Struggling renters have been “abandoned” by a Government whose housing policies “have failed” and which “continues to pretend the market can solve” the housing crisis, charities and Opposition politicians have said.

They were reacting to reports on the most recent rent survey which shows rents have reached all-time high, averaging €1,366 per month nationally and more than €2,000 a month in Dublin.

The highest rents in the first quarter of this year were in south Dublin city - €2,131 a month. This is 7 per cent higher than at the same time last year. The lowest rents in Dublin now are in the north county area, where they have increased 6.9 per cent in a year to €1,671 per year. The biggest increase nationally was 16.6 per cent in Co Galway to €906 per month.

Catherine Murphy TD, co-leader of the Social Democrats, said the Government was “pretending” it could solve the “escalating problem”. She said housing costs were “the single biggest driver of the high cost of living for people”.

“It is crystal clear a whole generation of renters have effectively been abandoned to the private rental sector,” she said. “Rent pressure zones have failed and many in rental accommodation are struggling to keep roofs over their heads while living in daily fear of sudden rent hikes or eviction notices.”


John-Mark McCafferty, chief executive of housing charity Threshold, said the root of the high rents was the dearth of social housing building.

“Even where it is being supplied it is mostly three and four bedroom units which does little to address the needs of single people who are particularly at risk of homelessness.”

He called on Government to “re-examine” tax incentives for institutional investors given these currently cater for high-income renters. The Government must, he said, make it more attractive for to develop for the lower-income renters “where the immediate crisis lies”.

He also said the Housing Assistance Payment (HAP) was inadequate to enable those reliant on it to access housing. While for example the most a single person reliant on HAP may legally pay in rent in Dublin is between €430 (if sharing with others) and €600, average rents are over €2,000. The highest a family with children in Dublin may pay on HAP is €1,300.
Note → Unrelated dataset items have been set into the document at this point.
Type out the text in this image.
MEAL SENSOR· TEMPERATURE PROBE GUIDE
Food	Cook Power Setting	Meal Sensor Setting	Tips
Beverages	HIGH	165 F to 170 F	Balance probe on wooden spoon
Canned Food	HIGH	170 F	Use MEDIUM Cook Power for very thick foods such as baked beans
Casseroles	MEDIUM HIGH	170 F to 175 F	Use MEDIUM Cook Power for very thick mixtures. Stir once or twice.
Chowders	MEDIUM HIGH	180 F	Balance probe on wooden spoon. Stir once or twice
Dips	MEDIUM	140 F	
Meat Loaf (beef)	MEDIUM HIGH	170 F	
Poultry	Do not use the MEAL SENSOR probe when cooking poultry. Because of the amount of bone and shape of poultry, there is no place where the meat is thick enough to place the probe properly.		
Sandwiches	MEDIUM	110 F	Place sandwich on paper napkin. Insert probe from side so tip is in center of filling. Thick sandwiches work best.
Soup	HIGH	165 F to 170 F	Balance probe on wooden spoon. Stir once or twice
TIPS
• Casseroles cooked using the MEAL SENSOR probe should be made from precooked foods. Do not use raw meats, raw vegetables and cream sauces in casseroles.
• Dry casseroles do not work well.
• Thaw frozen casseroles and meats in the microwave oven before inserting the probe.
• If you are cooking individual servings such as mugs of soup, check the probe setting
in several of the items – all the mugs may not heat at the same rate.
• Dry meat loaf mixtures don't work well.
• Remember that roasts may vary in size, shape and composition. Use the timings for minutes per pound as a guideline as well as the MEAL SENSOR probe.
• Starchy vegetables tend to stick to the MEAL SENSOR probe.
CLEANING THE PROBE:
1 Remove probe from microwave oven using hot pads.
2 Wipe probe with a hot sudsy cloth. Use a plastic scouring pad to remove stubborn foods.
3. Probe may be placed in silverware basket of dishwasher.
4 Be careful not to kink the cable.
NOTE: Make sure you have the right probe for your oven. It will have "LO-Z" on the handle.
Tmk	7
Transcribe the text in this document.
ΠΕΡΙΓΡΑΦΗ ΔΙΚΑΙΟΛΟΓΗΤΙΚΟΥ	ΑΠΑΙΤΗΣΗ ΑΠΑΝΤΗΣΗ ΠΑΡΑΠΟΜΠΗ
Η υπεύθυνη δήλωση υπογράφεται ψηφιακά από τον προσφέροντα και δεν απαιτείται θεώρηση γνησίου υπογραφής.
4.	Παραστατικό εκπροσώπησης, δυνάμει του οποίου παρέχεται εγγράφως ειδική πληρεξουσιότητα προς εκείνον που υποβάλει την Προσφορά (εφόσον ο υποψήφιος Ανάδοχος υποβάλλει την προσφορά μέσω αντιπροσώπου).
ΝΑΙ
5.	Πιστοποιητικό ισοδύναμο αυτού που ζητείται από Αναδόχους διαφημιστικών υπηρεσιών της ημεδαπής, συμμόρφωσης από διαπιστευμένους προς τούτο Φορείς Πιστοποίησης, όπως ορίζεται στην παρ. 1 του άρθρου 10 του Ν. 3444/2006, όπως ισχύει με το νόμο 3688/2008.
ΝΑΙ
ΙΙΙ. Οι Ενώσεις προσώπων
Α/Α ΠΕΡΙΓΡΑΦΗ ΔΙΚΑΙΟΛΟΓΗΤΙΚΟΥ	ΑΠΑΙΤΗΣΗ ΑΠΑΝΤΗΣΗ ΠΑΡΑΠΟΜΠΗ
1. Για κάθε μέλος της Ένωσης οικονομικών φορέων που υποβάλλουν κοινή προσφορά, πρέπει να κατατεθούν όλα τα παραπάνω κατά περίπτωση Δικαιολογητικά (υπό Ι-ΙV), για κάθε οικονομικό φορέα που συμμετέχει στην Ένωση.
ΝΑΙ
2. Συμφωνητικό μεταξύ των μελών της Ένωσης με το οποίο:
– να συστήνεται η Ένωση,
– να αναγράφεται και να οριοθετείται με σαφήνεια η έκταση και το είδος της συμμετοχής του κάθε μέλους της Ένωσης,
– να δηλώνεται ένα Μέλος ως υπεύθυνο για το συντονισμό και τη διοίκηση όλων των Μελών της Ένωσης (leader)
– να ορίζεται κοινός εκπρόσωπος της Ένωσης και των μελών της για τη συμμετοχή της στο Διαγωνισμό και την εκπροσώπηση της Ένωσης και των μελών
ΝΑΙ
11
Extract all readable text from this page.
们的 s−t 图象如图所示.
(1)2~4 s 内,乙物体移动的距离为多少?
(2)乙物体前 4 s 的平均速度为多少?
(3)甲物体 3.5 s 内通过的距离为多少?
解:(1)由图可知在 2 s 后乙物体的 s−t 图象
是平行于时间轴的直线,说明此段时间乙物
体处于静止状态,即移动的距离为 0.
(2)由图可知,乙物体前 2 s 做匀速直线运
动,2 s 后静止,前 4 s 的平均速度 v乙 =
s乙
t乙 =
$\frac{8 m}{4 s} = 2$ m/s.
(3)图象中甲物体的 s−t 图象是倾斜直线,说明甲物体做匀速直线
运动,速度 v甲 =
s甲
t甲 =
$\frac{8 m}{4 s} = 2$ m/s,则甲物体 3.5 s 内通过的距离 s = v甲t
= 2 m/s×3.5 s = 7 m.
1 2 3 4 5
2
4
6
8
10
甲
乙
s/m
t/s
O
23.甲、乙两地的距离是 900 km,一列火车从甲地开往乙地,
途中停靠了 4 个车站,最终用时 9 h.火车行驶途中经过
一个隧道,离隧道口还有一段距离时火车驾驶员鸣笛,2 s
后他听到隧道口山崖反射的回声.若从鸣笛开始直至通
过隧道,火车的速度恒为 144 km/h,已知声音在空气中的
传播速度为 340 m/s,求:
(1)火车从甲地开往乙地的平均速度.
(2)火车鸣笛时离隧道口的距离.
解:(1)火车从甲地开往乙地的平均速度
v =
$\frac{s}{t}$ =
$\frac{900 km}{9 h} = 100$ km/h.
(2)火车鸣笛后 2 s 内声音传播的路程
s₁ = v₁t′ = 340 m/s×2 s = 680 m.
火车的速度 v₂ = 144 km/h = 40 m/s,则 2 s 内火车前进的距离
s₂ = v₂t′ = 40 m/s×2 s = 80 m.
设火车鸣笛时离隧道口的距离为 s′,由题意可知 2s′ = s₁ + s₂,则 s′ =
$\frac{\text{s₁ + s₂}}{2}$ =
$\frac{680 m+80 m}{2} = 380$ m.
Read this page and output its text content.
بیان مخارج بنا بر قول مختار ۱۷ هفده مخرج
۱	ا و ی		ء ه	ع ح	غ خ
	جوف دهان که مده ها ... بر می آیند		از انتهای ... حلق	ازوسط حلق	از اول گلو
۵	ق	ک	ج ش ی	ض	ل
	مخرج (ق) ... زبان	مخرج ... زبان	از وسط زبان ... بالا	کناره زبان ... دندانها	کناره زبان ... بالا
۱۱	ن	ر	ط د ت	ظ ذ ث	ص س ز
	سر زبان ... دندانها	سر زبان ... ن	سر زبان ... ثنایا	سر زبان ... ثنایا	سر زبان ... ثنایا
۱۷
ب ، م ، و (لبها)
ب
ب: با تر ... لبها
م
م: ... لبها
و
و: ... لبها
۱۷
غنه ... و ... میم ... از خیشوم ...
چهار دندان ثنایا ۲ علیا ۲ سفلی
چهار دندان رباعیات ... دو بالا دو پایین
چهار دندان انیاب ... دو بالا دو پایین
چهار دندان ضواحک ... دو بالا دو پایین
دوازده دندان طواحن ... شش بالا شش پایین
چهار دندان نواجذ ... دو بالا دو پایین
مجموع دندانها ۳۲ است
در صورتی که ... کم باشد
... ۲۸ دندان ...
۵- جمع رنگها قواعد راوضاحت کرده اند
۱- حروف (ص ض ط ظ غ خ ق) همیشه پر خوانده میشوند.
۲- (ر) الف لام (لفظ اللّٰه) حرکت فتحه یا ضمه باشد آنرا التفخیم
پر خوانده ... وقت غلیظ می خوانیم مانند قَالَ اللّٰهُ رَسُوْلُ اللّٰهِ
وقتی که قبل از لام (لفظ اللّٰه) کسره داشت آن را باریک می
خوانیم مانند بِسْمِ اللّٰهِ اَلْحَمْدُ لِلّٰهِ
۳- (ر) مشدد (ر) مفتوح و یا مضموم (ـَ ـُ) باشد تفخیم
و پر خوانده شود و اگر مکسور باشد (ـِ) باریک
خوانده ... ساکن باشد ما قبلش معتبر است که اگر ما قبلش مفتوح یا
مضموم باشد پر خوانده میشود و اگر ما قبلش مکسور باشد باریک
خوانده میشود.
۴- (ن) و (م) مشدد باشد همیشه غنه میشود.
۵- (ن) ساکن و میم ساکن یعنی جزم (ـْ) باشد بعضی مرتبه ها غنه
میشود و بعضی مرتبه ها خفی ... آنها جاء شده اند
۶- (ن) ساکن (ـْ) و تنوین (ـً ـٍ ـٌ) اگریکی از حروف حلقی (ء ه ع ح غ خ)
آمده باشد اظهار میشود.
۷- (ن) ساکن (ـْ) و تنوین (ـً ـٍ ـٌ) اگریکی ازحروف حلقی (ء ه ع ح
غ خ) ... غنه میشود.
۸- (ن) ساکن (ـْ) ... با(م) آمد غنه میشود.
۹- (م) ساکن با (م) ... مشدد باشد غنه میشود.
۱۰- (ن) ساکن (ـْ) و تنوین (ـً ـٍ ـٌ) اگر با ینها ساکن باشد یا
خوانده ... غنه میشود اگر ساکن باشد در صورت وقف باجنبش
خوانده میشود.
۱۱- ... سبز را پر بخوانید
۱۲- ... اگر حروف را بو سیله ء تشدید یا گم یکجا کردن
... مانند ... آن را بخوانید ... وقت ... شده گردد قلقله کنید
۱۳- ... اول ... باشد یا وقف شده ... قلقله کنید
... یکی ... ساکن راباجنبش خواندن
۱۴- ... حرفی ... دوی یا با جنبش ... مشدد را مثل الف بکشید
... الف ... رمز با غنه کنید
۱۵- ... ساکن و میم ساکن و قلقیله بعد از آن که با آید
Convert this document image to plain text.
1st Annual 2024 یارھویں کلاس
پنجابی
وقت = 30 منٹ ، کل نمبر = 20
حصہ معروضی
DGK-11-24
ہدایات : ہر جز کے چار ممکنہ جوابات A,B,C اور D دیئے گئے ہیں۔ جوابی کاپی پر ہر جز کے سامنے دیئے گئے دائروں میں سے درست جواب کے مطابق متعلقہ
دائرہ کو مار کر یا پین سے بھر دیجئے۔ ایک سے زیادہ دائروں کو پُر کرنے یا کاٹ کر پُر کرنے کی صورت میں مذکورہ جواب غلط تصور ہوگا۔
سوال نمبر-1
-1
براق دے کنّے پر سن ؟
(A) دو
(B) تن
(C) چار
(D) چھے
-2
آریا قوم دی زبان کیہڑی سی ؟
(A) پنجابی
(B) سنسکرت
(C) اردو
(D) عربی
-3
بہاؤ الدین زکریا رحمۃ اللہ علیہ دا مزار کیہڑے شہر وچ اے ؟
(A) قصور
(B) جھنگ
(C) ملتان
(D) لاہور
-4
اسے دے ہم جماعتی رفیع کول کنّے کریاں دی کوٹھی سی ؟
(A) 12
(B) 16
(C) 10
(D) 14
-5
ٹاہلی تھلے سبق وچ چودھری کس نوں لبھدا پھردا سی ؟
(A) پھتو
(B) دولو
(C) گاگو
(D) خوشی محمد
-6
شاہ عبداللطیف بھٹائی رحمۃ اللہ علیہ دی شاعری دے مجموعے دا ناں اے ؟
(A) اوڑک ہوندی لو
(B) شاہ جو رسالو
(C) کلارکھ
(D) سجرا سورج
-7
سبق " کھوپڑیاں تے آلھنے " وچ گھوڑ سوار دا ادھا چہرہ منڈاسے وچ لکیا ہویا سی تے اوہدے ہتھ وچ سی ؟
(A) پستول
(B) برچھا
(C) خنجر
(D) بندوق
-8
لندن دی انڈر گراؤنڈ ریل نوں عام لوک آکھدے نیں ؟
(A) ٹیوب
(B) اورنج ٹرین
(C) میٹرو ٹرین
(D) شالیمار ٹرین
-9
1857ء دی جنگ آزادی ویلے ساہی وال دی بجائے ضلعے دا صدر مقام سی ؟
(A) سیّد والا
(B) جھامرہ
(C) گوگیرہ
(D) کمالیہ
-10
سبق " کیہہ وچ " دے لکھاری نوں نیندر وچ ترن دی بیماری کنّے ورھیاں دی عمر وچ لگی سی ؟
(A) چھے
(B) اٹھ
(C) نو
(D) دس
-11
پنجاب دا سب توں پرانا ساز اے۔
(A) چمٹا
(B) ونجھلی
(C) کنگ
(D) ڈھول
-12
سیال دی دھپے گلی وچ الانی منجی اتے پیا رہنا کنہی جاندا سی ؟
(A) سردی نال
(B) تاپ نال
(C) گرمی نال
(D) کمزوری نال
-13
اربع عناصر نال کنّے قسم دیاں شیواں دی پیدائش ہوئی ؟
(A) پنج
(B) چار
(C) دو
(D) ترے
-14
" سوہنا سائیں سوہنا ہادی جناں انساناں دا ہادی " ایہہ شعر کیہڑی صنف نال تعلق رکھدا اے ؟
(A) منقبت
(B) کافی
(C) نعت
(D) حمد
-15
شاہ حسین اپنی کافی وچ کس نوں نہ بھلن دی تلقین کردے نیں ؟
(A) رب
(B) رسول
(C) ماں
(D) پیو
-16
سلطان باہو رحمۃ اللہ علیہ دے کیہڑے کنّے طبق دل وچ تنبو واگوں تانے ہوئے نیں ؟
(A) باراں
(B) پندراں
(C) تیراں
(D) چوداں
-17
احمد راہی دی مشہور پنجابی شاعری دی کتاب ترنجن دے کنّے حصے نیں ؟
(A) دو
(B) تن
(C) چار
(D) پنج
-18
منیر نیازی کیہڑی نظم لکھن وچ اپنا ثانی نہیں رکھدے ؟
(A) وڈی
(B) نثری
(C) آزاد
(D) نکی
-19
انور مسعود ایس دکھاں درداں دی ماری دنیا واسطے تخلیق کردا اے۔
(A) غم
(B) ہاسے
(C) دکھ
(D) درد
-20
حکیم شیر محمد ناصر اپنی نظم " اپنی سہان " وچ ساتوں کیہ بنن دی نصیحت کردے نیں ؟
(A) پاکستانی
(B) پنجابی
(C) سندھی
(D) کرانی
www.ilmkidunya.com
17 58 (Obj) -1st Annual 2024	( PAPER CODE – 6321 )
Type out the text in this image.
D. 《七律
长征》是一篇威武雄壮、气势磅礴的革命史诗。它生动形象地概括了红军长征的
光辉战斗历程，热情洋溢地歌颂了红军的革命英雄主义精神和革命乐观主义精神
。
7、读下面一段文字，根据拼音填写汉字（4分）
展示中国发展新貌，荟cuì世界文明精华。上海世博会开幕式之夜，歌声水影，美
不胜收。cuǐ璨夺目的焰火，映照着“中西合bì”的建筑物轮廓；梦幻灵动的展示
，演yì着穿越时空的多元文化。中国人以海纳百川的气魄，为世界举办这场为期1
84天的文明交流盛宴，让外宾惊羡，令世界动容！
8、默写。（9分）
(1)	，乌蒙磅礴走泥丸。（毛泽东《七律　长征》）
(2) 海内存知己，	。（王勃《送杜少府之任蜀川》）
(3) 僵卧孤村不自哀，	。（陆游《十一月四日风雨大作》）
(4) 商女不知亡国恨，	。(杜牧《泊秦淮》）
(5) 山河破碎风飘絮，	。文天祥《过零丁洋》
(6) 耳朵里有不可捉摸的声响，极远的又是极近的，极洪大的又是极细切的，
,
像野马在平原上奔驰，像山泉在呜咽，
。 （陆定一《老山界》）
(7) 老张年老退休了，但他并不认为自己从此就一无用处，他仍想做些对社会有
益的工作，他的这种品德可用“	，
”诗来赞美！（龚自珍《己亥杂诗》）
Similarly, in Cork city a single person on HAP may pay between €300 and €550 and a family may pay €950 per month, though the average rent in the city is now €1,331.


“In our recent survey on HAP we found 20 per cent of those in receipt of it were paying more than a third of their net incomes on rent top-ups,” said Mr McCafferty.

Minister for Housing Eoghan Murphy said extending the rent pressure zones until 2021 to include institutional landlords would mean a new level of protection for tenants.

“We know there is more work to do, but there has been some progress. Last year there was a 25 per cent increase in the number of houses built and there will be an increase again this year,” he told RTÉ radio on Monday.

He called for more apartments to be built in other cities “to take the pressure off Dublin”.